Another example would be a librarian or educator, C-32 makes specific provisions in the bill for these professions to use copyrighted material, to store, copy and remix it for educational purposes. However if you’re trying to access or remix a video for a project in a Digital Arts class, or catalog and archive a digital work that’s fallen out of copyright you are stopped if the provider used a digital lock. While again these uses are perfectly legal and right, you can not exercise that right b/c of the digital lock, no matter what your purpose the act of breaking of that lock is illegal.

Finally, just a few years ago the NBA.com spent a few years selling downloadable versions of it’s games that were digitally locked. Every time you copied your legal purchase to another computer or had to reinstall Windows your digital lock had to be re-verified by an NBA.com server. This system was eventually replaced with newer technology and the lock verifier was removed. Users who had bought videos, paid money for the right to have them on their computer and to watch them as many times were suddenly unable to. Without the server they could not copy the videos to a new computer when their old one died, they could not watch them after they got a virus and had to reinstall windows, b/c the lock was broken and stuck in the locked position they could not enjoy what they had bought. Under the old law users effected by this in Canada found and shared ways on the NBA forums to remove the digital locks, this was legal b/c the act of breaking the lock was not illegal, and they had to legal rights to the content behind the lock.

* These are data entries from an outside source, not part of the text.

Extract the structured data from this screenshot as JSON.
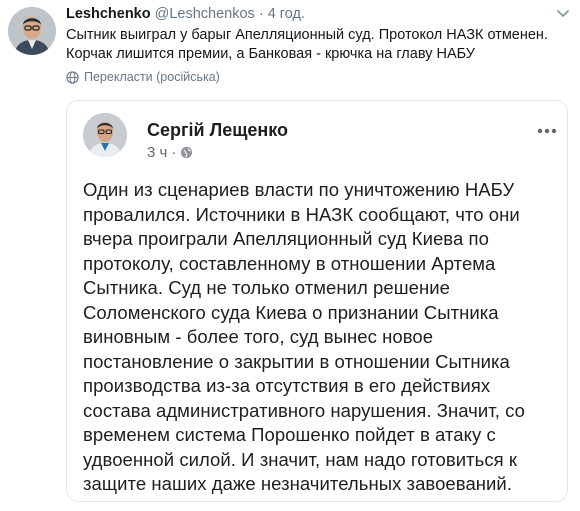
{
  "tweet": {
    "display_name": "Leshchenko",
    "handle": "@Leshchenkos",
    "separator": "·",
    "time": "4 год.",
    "text_lines": [
      "Сытник выиграл у барыг Апелляционный суд. Протокол НАЗК отменен.",
      "Корчак лишится премии, а Банковая - крючка на главу НАБУ"
    ],
    "translate_label": "Перекласти (російська)",
    "icons": {
      "translate": "globe-icon",
      "menu": "chevron-down-icon"
    }
  },
  "quoted_post": {
    "author": "Сергій Лещенко",
    "time": "3 ч",
    "separator": "·",
    "icons": {
      "audience": "globe-icon",
      "more": "more-dots-icon"
    },
    "body_lines": [
      "Один из сценариев власти по уничтожению НАБУ",
      "провалился. Источники в НАЗК сообщают, что они",
      "вчера проиграли Апелляционный суд Киева по",
      "протоколу, составленному в отношении Артема",
      "Сытника. Суд не только отменил решение",
      "Соломенского суда Киева о признании Сытника",
      "виновным - более того, суд вынес новое",
      "постановление о закрытии в отношении Сытника",
      "производства из-за отсутствия в его действиях",
      "состава административного нарушения. Значит, со",
      "временем система Порошенко пойдет в атаку с",
      "удвоенной силой. И значит, нам надо готовиться к",
      "защите наших даже незначительных завоеваний."
    ]
  }
}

I’ll cut my examples short at that, but you can be sure I have at least three more good ones just off the top of my head.

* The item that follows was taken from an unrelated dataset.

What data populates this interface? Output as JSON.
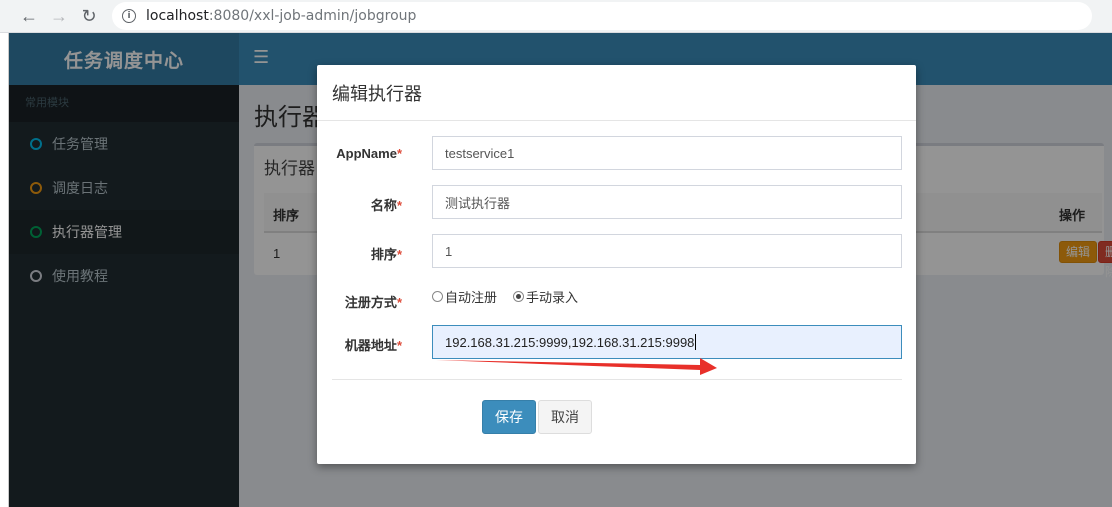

The main problem with C-32 is this digital locks provision. We need to look to the physical/real world for our guidance here. It’s not breaking the lock that should be illegal it’s whether you broke that lock for an illegal purpose. I speak from experience, as a Network Specialist I personally break digital locks all the time, I do so with a high ethical standard and for the purpose of giving access to owners who locked themselves out of their own computers or networks. Even having these tools in my bag would become illegal under this bill, I’m a professional and I wont’ even be able to do my job without breaking a ridiculous provision in C-32.

If you put your CD collection in a box and locked it you would be perfectly fine to break that lock when you lost the key. So why would you want a law that made the digital equivalent illegal.